Algumas das pinturas que pairam pelas estórias de
Silêncios entre nós:

Andare dove? L’uomo nel paesaggio – Alberto Sughi
April in Paris – Eric Fischl
Artistin (Marcella) – Ernst Ludwig Kirchner
Automat – Edward Hopper
Compartment C, Car 293 – Edward Hopper
Due donne, Notturno – Alberto Sughi
Femme qui tire son bas – Henri de Toulouse-Lautrec
Holiday Inn afternoon – Andrew Valko
Il banco del bar – Alberto Sughi
Krefeld Project, bedroom scene 5 – Eric Fischl
Krefeld Project, living room scene 5 – Eric Fischl
La famiglia, l’amore – Alberto Sughi
Naufragio – Alberto Sughi
Sunlight in a cafeteria – Edward Hopper
Tell a marketer – Kenney Mencher
The raft – Eric Fischl
Underground fantasy – Mark Rothko

# 54: Quando não se sabe o que dizer

Prazo expirou.

O terceiro (brevemente)


Esboço # 17

Após tantos anos de casamento, partilhavam a sensação de que não havia nada mais a dizer, a escutar; conheciam-se intuitivamente, sem surpresas nem decepções: em silêncio. E a comunicação que pudesse existir restringia-se a questões práticas, relativas à manutenção da rotina, à subsistência do casamento. Consideravam, com alguma razão, que a surpresa se esgotara (demasiado depressa?) e que tudo o que agora fosse dito dificilmente surpreenderia o outro, dificilmente justificaria a sua atenção, dificilmente acrescentaria algo; aliás: cada frase inconsequente que fosse proferida poderia até acentuar e reforçar o desinteresse do outro, proporcionar-lhe um pretexto para desistir (desistir de quê?), recordar-lhe que – afinal – estava ali a perder tempo (a gastar tempo), recordar-lhe que o casamento esgotara-se há muito. (É verdade que nunca tinham propriamente conversado sobre tudo isto, sobre esta sensação: mas para quê? Como poderia não ser assim?)
Só pode, então, ter sido por absoluta distracção que naquela monótona tarde de domingo começaram a falar (a chuva batia nos vidros com um ruído agressivo enquanto a televisão disfarçava a cinzentude da sala – das vidas – com explosões de cor regulares; e havia um cheiro peculiar e insidioso, estranho, que ambos – em separado – tentavam identificar). Sim, começaram a falar, palavra após palavra, dizendo e escutando, olhando; e depois: o diálogo foi crescendo lentamente, sereno e agradável.
Foi a primeira vez que falaram em divórcio.

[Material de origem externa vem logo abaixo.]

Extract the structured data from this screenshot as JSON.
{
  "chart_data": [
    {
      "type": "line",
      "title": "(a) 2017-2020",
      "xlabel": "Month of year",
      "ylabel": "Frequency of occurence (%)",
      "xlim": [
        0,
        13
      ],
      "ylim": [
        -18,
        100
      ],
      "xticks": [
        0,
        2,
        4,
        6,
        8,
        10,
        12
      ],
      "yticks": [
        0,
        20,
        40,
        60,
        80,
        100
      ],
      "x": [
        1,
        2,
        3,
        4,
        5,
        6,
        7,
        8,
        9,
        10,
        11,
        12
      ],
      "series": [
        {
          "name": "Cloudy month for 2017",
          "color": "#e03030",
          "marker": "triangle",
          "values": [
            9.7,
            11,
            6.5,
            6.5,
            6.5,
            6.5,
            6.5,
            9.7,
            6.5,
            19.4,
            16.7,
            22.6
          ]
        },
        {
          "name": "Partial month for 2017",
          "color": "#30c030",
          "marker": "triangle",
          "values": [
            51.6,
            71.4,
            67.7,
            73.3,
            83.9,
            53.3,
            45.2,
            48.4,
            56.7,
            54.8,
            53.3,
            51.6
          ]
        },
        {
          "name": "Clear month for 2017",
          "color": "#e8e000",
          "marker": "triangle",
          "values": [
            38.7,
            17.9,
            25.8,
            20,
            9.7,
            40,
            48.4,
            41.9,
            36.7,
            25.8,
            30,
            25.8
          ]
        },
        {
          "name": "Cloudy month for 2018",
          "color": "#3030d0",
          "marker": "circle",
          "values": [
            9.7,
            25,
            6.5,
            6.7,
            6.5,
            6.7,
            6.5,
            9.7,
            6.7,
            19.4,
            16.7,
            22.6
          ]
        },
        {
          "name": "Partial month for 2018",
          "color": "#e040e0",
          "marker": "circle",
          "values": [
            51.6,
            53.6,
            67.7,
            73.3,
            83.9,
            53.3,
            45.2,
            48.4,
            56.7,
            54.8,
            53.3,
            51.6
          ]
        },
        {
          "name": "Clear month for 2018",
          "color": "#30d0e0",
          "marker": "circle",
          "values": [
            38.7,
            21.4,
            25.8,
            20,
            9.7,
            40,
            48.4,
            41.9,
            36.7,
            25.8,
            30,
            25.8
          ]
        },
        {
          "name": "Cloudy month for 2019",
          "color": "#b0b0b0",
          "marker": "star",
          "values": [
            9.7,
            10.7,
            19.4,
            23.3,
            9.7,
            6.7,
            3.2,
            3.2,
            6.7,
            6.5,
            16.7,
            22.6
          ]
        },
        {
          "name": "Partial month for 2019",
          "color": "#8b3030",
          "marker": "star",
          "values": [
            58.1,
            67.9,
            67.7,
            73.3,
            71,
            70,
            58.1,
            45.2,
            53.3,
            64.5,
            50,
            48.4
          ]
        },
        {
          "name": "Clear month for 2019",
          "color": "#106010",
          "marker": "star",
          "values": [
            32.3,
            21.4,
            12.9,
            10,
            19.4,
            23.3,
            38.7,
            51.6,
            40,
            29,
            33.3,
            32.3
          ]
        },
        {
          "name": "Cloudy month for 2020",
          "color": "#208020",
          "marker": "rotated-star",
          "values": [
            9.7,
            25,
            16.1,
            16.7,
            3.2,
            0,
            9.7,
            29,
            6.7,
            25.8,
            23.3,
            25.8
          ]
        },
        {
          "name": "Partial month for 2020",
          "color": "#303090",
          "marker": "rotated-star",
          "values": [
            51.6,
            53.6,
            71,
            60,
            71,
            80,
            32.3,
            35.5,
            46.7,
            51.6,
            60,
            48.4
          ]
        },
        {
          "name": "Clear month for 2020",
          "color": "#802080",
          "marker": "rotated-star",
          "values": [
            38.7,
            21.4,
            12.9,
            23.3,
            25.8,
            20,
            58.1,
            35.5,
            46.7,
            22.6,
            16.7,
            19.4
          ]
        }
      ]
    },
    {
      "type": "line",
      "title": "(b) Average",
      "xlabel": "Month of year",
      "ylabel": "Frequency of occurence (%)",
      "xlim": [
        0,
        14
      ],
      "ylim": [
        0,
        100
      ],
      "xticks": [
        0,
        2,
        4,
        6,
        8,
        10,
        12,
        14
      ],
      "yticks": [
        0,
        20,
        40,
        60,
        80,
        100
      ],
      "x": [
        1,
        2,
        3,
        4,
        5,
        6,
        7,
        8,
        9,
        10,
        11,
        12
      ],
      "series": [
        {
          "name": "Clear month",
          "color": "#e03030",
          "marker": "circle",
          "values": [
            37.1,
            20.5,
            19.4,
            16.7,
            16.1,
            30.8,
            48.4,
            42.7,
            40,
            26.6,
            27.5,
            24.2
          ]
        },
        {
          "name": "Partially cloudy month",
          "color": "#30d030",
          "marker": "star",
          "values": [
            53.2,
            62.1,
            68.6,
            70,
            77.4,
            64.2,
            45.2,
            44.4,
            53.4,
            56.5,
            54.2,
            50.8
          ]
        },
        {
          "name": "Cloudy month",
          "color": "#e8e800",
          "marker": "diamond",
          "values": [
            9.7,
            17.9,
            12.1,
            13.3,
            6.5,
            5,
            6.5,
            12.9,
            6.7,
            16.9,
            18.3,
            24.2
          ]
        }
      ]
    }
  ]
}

# 53: Seis horas, quase sete


Fotografia de José Luís P. Jorge


1.
Sim, suponho que continuo (ainda) à espera que chegues. Que venhas: e sorrias. Dirás (talvez) que tiveste saudades e olharás para mim em silêncio, durante um instante; e depois? Um beijo, breve, na face ou na testa ou no cabelo; e pegarás no meu copo de água, beberás um pouco. Depois, ficaremos em silêncio, olhando-nos sem pressa nem embaraço, confortáveis. Sem nada para dizer, para acrescentar.

2.
Enquanto fixo o olhar no vazio, por momentos incapaz de controlar (de perceber) os pensamentos que me distraem e alienam, lembro abruptamente o que me explicaram: o carro permaneceu durante horas debaixo das árvores (pinheiros, eucaliptos, ciprestes?), imóvel e silencioso, invisível, enquanto outros carros passavam pela auto-estrada, fulgurantes ou lentos, ruidosos (a noite avançava, escura e sombria, húmida); e tu: morto; eu: desmaiada; é o que contam (vozes sussurradas e pesarosas, comovidas), por isso talvez seja mesmo verdade. Estivemos ali todo aquele tempo (seis horas, quase sete), juntos; ambos mortos. Mas eu (dizem) decidi acordar (não sei bem porquê, para quê); e tu: não quiseste.
Olho em frente, refugiada nos óculos escuros (ofereceste-mos no meu último aniversário, lembras-te?) e envolvida pelo ruído matinal do café, enquanto vou pensando – uma vez mais – no que me contaram e explicaram, no que sou incapaz de recordar (pergunto-me como teria reagido se realmente tivesse acordado e te visse a meu lado, morto; talvez gritasse; talvez me deixasse morrer; talvez fugisse). E o cigarro vai-se esfumando, lentamente; talvez beba um pouco de água, daqui pouco. Passam pessoas perto de mim mas ninguém me olha. O chá deve ter arrefecido: esqueci-me de bebê-lo.
Continuo a olhar em frente, é tudo o que consigo fazer.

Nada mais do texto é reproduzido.